In response to this oversupply and sluggish demand, the Brazilian government is holding fewer power auctions this year or postponing existing ones. During auctions, developers compete for long-term contracts, under which the government agrees to purchase power from projects like wind or hydro plants over 20 to 30 years. Last year Brazil’s Energy Research Agency (EPE) held seven power auctions. This year it’s planning just three.
“There is no way you can keep organizing auctions. There is no consumer,” Soares said. “This could have a tremendous impact on the sector.”
Brazil’s weak currency is also hampering interest in new large-scale solar power projects, said Daniel Rosende, the South American manager for SMA Solar Technology AG, a German solar firm that recently opened a subsidiary in Brazil.
“With the devaluation of the real, you have projects that are very difficult to finance,” said Rosende, who is based in Santiago, Chile. “There’s going to be a delay of some projects.”
The real has plunged roughly 40 percent over the past year against the U.S. dollar and could continue sliding if the economy worsens and if lawmakers succeed in an effort to impeach President Dilma Rousseff. The real was trading at 3.73 reals to the dollar early Friday.
Government contracts for clean energy aren’t expected to top 2,000 megawatts this year, Helena Chung, an analyst with Bloomberg New Energy Finance in Sao Paulo, told Bloomberg this week. That would show growth stabilizing over the last two years and would be less than half the 4,600 megawatts in new wind contracts signed three years ago.
The slowdown arrives after years of stellar growth in Brazil’s renewable energy market.
The country is now the world’s 10th-biggest wind market, with about 8,715 megawatts in total installed capacity at the end of 2015 — about 2 percent of total wind capacity, the Global Wind Energy Council found in its annual report. China and the United States, the first- and second-largest markets, comprised roughly 33.5 percent and 17.2 percent of total wind capacity, respectively.
Brazil’s solar power sector is smaller but has gained steam recently.

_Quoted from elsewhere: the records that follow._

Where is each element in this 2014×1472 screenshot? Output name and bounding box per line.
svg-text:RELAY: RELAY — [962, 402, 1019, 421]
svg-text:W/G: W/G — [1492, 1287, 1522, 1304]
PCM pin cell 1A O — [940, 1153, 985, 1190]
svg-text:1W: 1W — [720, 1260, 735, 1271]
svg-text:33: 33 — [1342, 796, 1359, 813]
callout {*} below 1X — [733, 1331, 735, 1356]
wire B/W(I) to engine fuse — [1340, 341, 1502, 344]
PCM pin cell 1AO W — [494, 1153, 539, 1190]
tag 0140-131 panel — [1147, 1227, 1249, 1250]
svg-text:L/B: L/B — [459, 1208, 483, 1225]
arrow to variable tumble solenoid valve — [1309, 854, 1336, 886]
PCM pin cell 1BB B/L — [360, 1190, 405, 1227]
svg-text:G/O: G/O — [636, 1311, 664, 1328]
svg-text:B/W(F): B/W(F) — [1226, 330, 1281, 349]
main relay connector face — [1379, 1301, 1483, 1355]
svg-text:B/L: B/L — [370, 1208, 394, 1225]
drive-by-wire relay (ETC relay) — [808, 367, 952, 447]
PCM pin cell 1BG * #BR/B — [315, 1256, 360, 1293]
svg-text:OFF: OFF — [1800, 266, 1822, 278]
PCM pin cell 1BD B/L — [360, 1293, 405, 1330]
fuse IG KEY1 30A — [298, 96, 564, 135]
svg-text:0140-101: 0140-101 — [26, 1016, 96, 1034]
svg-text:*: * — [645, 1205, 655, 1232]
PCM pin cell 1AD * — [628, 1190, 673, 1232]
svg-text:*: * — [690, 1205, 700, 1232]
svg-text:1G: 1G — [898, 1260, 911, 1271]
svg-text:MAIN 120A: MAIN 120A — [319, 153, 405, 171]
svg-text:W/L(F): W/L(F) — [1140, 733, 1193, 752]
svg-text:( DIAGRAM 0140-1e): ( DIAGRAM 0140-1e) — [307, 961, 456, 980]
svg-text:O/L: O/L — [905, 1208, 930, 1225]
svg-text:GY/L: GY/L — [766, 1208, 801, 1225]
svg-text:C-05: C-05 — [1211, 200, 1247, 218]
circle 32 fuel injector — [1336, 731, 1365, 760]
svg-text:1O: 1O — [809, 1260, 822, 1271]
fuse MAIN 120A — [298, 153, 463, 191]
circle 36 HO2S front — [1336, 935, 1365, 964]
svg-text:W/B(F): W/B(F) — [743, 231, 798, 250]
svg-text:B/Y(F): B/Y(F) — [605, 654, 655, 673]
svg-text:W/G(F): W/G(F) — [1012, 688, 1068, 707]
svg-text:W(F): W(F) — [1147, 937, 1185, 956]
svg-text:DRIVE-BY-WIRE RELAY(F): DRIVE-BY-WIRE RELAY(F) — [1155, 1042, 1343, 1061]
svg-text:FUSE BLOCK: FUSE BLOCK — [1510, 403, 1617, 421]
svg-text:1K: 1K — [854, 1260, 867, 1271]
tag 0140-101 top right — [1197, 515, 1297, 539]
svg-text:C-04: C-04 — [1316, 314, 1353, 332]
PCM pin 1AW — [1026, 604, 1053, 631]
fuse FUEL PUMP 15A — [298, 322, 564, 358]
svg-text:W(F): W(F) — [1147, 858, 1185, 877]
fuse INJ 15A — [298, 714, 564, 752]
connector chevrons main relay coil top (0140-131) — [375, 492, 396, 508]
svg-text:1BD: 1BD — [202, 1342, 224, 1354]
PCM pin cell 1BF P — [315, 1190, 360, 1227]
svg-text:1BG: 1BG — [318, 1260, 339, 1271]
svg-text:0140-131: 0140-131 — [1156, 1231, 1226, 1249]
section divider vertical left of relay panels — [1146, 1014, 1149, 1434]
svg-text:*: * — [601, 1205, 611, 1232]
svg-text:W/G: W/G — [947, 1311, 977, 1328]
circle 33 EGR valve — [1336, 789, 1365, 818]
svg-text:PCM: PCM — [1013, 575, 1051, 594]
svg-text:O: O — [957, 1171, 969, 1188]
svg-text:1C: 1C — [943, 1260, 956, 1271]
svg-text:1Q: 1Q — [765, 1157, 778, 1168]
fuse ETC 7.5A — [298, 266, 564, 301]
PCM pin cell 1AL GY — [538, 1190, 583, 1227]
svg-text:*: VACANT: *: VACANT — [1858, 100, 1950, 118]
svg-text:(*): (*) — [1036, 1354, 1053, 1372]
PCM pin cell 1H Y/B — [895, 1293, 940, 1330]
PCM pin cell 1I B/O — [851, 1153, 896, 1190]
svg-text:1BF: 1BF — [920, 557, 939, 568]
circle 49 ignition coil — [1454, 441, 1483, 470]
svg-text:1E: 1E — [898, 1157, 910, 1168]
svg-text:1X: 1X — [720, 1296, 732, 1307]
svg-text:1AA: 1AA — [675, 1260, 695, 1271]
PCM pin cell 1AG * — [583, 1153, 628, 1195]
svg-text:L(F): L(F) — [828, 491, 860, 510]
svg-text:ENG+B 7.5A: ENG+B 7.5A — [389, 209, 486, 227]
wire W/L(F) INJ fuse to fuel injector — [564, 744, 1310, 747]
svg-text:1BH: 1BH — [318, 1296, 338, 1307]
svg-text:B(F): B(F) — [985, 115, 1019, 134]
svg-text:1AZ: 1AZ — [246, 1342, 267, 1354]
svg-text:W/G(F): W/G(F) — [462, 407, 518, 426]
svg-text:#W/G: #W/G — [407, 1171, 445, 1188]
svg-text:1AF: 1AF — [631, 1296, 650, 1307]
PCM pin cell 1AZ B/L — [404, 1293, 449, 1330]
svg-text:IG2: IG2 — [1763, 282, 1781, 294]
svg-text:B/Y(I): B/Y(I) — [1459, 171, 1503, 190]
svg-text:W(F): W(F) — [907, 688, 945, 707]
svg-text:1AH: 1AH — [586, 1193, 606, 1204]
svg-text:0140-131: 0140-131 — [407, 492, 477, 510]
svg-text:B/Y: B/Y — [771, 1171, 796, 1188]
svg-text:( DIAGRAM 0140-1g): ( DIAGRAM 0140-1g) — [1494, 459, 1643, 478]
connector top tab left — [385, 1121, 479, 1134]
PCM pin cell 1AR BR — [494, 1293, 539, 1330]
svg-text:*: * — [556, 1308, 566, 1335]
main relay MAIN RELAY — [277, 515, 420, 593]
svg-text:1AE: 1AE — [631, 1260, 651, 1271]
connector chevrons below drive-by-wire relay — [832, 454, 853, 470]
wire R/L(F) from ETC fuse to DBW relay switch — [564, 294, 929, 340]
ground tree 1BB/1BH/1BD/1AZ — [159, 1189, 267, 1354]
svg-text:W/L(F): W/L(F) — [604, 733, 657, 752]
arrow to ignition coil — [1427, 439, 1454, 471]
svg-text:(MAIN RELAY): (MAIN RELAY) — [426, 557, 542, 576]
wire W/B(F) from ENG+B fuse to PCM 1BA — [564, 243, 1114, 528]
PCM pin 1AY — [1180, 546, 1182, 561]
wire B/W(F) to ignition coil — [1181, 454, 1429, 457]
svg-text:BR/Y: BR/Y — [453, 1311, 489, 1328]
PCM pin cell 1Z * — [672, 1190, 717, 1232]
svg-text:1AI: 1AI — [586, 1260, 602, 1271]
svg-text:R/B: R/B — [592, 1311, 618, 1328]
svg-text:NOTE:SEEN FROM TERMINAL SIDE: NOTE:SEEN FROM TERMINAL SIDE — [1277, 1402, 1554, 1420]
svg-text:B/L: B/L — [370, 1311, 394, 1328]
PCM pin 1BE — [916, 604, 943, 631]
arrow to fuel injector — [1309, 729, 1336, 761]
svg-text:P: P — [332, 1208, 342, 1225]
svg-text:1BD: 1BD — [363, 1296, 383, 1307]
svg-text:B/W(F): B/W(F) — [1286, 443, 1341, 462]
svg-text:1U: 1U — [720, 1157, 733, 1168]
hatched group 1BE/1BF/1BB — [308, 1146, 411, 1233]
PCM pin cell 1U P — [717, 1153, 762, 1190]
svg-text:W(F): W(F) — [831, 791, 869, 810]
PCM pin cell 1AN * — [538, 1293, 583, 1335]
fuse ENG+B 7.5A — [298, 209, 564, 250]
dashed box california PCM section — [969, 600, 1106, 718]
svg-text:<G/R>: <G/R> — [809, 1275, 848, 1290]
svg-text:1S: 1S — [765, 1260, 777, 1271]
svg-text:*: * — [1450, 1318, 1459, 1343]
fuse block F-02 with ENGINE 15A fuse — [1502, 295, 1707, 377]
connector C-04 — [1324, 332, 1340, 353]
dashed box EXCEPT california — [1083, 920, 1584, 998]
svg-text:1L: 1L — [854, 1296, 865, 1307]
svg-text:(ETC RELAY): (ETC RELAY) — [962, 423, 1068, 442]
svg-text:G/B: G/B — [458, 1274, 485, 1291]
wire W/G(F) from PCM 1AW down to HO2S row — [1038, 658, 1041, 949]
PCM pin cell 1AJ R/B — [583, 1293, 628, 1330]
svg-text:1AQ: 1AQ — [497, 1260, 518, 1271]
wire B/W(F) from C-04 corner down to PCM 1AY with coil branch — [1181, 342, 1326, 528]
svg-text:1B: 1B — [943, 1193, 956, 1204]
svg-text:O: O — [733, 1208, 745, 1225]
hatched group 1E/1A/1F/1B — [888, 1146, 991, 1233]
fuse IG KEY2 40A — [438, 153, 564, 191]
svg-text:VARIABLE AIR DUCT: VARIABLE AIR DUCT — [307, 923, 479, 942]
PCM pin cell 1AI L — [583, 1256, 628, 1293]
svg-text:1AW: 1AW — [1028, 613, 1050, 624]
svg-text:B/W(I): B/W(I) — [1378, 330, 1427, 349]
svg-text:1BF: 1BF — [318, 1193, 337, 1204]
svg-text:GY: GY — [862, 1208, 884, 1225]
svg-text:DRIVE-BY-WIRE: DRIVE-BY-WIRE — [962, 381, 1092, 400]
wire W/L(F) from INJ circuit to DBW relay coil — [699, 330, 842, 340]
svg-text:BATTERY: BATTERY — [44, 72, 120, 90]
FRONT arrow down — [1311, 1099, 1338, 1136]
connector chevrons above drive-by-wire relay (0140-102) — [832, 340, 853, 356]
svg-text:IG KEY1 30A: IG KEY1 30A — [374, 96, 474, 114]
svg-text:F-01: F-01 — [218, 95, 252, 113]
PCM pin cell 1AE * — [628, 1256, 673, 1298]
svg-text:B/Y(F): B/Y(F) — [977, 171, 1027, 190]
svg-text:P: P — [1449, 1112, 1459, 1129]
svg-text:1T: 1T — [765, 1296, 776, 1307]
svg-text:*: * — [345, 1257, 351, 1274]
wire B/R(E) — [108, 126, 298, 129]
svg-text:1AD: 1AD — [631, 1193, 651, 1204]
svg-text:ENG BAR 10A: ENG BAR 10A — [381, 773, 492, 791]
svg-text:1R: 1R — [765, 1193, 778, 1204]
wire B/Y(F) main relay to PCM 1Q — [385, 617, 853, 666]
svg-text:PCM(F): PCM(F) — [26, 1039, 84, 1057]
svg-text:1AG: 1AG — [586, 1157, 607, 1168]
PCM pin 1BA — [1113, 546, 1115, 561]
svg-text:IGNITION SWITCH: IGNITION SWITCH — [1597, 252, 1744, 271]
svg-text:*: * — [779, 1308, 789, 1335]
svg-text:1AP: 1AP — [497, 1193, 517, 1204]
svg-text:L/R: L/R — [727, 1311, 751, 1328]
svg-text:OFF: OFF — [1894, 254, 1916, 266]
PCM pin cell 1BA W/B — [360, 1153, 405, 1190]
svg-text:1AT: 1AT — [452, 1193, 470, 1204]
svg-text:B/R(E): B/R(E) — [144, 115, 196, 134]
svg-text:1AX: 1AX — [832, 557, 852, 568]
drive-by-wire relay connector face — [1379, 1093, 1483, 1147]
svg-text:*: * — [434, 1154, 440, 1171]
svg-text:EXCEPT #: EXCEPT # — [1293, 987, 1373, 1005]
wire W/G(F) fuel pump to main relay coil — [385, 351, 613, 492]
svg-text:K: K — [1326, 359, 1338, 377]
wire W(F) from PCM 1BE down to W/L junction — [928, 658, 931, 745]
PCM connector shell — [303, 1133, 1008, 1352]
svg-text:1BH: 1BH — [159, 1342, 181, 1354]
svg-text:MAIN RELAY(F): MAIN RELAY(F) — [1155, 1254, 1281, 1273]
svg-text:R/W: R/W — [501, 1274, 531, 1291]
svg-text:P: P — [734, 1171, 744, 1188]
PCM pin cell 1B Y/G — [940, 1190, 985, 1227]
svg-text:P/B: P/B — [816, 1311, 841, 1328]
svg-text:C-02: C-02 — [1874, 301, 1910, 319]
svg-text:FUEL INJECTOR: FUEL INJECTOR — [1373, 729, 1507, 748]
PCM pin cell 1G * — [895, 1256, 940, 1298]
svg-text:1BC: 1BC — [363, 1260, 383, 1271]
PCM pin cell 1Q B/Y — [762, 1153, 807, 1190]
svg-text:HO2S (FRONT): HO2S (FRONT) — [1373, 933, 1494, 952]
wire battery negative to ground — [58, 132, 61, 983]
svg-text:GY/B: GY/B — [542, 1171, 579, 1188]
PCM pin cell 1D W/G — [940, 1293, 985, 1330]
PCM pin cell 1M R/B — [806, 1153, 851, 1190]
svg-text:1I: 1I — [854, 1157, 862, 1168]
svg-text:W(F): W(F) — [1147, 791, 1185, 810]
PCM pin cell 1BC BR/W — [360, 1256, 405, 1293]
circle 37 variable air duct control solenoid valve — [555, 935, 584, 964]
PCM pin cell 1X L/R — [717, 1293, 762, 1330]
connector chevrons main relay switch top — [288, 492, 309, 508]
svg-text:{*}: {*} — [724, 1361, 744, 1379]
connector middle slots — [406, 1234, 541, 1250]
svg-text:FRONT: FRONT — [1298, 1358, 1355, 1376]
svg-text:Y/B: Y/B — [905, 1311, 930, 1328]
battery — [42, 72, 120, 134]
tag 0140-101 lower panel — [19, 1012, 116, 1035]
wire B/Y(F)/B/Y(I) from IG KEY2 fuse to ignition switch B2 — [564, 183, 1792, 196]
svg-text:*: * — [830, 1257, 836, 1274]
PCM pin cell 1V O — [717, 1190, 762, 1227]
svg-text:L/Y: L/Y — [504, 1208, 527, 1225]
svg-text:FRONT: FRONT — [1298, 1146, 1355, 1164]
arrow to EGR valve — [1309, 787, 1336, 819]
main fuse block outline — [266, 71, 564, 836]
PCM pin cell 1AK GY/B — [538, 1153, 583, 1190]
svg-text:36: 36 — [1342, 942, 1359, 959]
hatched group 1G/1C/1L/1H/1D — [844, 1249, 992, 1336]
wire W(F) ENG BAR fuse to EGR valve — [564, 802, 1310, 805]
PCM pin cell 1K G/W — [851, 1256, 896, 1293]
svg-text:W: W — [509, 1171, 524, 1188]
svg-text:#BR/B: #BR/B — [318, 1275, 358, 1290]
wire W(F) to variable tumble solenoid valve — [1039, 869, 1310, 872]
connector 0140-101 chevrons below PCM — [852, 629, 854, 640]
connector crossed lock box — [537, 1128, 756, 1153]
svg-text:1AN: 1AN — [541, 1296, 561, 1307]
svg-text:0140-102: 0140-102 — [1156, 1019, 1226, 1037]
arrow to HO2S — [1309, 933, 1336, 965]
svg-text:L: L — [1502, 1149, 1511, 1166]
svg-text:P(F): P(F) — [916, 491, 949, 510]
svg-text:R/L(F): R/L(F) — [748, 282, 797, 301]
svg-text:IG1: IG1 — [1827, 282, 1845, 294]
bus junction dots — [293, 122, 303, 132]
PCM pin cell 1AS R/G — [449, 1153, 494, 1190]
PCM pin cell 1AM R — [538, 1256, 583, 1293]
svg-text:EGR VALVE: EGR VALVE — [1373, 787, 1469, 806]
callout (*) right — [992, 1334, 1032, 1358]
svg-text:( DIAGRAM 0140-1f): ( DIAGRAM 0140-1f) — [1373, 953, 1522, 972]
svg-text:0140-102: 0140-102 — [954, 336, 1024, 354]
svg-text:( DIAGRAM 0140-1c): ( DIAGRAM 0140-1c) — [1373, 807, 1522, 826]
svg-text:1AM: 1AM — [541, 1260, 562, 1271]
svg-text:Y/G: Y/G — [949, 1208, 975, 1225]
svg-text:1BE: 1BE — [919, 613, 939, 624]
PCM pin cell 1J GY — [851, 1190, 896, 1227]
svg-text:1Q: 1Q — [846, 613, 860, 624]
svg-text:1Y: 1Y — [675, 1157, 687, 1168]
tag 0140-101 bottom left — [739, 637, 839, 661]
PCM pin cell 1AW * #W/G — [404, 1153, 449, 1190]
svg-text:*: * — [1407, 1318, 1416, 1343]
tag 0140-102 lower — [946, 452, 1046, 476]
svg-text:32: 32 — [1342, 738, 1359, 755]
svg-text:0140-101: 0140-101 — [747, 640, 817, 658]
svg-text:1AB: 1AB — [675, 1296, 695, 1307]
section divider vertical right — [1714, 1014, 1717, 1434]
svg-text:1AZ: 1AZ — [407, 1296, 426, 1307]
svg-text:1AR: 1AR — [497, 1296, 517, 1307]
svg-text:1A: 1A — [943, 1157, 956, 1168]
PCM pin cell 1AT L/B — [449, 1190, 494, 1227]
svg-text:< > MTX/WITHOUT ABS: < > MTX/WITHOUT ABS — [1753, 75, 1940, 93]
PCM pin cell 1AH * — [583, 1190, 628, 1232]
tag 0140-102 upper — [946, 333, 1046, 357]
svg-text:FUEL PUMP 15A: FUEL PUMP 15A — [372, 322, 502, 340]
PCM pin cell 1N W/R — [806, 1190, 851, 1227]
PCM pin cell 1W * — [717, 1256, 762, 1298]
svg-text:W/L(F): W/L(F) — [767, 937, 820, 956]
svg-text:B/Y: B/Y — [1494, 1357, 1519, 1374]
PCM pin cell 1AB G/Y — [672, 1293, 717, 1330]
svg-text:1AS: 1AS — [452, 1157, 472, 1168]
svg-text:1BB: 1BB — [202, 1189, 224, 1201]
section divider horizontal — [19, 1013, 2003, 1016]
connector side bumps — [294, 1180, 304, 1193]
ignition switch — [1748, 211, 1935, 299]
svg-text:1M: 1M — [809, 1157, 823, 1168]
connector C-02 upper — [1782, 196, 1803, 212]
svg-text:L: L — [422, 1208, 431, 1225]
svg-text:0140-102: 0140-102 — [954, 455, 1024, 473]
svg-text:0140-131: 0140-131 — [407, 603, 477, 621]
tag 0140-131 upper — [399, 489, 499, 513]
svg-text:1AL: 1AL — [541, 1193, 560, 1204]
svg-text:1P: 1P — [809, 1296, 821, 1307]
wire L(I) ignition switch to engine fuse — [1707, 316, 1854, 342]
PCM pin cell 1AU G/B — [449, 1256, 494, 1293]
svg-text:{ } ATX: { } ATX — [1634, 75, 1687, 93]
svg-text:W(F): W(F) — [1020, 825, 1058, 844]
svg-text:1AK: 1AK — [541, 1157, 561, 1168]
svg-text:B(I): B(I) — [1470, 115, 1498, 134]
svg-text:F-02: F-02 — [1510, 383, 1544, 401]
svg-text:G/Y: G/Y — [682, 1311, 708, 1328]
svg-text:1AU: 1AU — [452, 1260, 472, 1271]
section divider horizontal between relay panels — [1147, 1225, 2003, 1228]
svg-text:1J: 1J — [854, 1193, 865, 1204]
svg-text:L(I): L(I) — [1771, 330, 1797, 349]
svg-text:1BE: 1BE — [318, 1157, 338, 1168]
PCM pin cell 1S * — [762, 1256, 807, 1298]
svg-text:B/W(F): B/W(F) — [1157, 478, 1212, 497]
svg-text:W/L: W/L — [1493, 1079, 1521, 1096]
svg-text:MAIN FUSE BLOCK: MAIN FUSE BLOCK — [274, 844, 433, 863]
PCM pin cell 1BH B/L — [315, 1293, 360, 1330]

About a million photovoltaic (PV) systems are installed across the country, totaling only 30 megawatts of installed capacity, although the government has signed contracts for around 3,000 megawatts in new solar projects to come online by 2018.
Rosende said he still expects the Brazilian solar market to grow, albeit at a slower pace than it would have in a stronger economy. He said demand is rising for rooftop solar projects on houses and office buildings, in particular, as Brazilian families and businesses seek cheaper alternatives to expensive grid electricity. A handful of solar-rich states in Brazil, including Minas Gerais and Bahia, are actively pushing local auctions and may adjust contracts with power developers to reflect a more attractive price, given the weaker real.
“There are going to be a lot of players investing for the medium term in Brazil,” he said.
Renata Ferreira Chagas, a spokeswoman for the Spanish wind giant Iberdrola SA, said she similarly expected Brazil’s clean energy rush to continue despite the current financial fracas. Iberdrola is building six wind farms in Brazil’s northeast that will add over 1,500 megawatts to its existing portfolio of 2,830 megawatts.
Ferreira Chagas said it was too early to say how Brazil’s economic downturn was affecting the business. But she said the company is “optimistic about the potential of Brazil, and that the current recession will give way soon to a recovery.”